Former PSU assistant Mike McQueary has said on several occasions he witnessed Sandusky with a boy in the showers of Penn State’s football building in 2002. In grand jury testimony from winter 2011, Paterno testified McQueary told him he had seen Sandusky “fondling a young boy” in the showers and that it was “of a sexual nature.” Paterno said McQueary did not get into specifics. Paterno said he then notified then-athletic director Tim Curley about what McQueary told him. He has been criticized for not doing more.
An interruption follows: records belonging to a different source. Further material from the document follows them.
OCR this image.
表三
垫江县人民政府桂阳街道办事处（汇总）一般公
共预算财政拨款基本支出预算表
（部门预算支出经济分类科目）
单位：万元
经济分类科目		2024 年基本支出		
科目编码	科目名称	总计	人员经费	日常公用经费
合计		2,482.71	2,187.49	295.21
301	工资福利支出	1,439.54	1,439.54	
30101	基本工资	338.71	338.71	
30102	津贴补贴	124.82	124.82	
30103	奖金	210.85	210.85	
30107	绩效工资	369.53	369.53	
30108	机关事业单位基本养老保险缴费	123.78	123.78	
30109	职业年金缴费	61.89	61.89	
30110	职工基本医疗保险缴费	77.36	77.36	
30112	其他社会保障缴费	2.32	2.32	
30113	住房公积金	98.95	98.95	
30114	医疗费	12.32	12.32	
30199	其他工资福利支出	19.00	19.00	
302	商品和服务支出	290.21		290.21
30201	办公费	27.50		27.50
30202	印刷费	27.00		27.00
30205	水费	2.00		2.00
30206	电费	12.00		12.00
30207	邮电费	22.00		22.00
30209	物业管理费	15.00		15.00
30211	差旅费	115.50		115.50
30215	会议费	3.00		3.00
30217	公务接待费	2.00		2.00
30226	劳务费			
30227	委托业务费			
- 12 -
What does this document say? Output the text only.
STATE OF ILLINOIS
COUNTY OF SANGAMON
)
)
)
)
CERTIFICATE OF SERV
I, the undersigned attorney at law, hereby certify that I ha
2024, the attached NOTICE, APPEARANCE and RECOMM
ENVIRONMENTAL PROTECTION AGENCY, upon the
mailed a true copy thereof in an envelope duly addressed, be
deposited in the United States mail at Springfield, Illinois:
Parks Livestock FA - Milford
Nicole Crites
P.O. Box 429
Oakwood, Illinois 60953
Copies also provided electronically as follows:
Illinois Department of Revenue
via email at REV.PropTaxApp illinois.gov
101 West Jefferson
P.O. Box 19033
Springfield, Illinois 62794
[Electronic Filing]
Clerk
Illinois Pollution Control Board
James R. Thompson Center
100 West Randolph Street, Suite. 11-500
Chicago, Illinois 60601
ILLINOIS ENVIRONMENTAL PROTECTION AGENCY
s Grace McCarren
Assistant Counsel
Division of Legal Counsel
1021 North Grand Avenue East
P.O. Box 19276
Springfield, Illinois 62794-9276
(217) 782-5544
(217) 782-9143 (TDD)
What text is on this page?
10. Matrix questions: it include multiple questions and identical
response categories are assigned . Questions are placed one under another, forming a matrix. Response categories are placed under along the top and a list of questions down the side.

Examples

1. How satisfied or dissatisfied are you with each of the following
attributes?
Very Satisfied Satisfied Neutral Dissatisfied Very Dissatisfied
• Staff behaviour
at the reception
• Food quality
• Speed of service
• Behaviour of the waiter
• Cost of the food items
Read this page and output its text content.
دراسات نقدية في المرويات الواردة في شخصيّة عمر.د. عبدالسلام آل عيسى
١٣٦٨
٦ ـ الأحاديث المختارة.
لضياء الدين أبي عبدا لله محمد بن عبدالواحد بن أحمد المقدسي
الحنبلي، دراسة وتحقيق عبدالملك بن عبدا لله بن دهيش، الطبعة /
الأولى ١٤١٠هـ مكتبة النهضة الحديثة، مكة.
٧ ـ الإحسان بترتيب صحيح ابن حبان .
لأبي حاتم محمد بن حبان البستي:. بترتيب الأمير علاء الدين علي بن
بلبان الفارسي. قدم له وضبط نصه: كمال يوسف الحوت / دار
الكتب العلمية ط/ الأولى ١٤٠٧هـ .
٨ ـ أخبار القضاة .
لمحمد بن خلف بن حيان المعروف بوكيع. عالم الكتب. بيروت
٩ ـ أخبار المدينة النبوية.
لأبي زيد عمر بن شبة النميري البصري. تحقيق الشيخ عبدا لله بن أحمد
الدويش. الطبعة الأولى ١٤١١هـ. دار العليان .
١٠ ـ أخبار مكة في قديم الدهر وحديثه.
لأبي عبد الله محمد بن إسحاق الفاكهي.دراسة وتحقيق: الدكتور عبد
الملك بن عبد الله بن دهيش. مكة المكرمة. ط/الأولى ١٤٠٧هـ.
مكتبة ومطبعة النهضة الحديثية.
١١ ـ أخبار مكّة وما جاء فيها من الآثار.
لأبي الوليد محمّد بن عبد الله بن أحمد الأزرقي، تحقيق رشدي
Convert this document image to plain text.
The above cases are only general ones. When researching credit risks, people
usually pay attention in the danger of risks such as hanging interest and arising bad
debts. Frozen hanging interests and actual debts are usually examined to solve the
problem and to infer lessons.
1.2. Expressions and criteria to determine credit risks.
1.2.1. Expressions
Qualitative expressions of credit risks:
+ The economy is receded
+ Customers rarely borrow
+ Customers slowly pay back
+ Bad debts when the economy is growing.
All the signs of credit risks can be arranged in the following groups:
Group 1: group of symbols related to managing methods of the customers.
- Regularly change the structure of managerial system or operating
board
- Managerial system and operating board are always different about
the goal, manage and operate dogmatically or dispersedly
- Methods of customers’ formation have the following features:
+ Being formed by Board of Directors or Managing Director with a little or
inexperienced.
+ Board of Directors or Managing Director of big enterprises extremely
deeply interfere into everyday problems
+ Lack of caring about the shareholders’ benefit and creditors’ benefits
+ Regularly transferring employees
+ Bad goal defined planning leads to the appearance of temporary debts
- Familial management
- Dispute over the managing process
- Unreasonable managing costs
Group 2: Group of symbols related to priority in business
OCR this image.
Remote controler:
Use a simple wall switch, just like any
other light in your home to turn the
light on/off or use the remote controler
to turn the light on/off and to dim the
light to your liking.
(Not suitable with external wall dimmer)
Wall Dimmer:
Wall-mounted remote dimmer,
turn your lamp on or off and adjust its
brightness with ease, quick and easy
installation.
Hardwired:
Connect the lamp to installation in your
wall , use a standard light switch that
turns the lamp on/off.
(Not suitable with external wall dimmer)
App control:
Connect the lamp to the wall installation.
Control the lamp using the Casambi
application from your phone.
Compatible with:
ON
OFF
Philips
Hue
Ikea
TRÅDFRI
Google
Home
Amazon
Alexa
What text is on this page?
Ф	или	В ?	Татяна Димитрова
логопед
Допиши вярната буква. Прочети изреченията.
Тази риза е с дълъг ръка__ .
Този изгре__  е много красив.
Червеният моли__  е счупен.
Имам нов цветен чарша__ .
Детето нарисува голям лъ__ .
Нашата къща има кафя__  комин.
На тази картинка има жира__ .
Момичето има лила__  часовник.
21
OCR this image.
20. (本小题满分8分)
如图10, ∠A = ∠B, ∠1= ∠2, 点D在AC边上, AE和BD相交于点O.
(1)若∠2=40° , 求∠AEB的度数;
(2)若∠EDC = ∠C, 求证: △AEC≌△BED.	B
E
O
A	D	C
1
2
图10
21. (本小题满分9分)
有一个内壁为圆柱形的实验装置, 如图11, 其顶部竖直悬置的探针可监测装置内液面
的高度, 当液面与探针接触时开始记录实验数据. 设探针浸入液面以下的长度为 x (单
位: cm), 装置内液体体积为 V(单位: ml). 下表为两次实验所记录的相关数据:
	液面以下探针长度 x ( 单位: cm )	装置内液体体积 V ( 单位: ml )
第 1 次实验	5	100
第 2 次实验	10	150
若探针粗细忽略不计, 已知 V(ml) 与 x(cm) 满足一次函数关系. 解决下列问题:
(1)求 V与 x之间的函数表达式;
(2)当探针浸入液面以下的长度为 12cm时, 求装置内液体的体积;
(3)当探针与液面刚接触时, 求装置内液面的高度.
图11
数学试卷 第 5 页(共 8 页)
In the Freeh Report, a Penn State-sanctioned investigation into the Sandusky situation released in July 2012, it is alleged that Paterno, along with former school president Graham Spaniel, Curley and former senior vice president for business and finance Gary Schultz were aware of complaints against Sandusky. In one instance, the Freeh Report accuses Spanier, Curley and Schultz of choosing not to report the allegation against Sandusky which was relayed from McQueary to Paterno.
The Paterno family has long argued that Joe didn’t have knowledge of Sandusky’s misdeeds. Additionally, Penn State president Eric Barron, who was hired from Florida State in 2014, has been critical of the Freeh Report. He called it “absurd” in January 2015.
“I have to say, I’m not a fan of the report,” Barron told the Associated Press. “There’s no doubt in my mind, Freeh steered everything as if he were a prosecutor trying to convince a court to take the case.”
Paterno finished his career with a 409-136-3 record at Penn State, the most wins in FBS history. As a part of the NCAA sanctions against Penn State, 111 of his wins were removed from the record. The wins were restored in January 2015.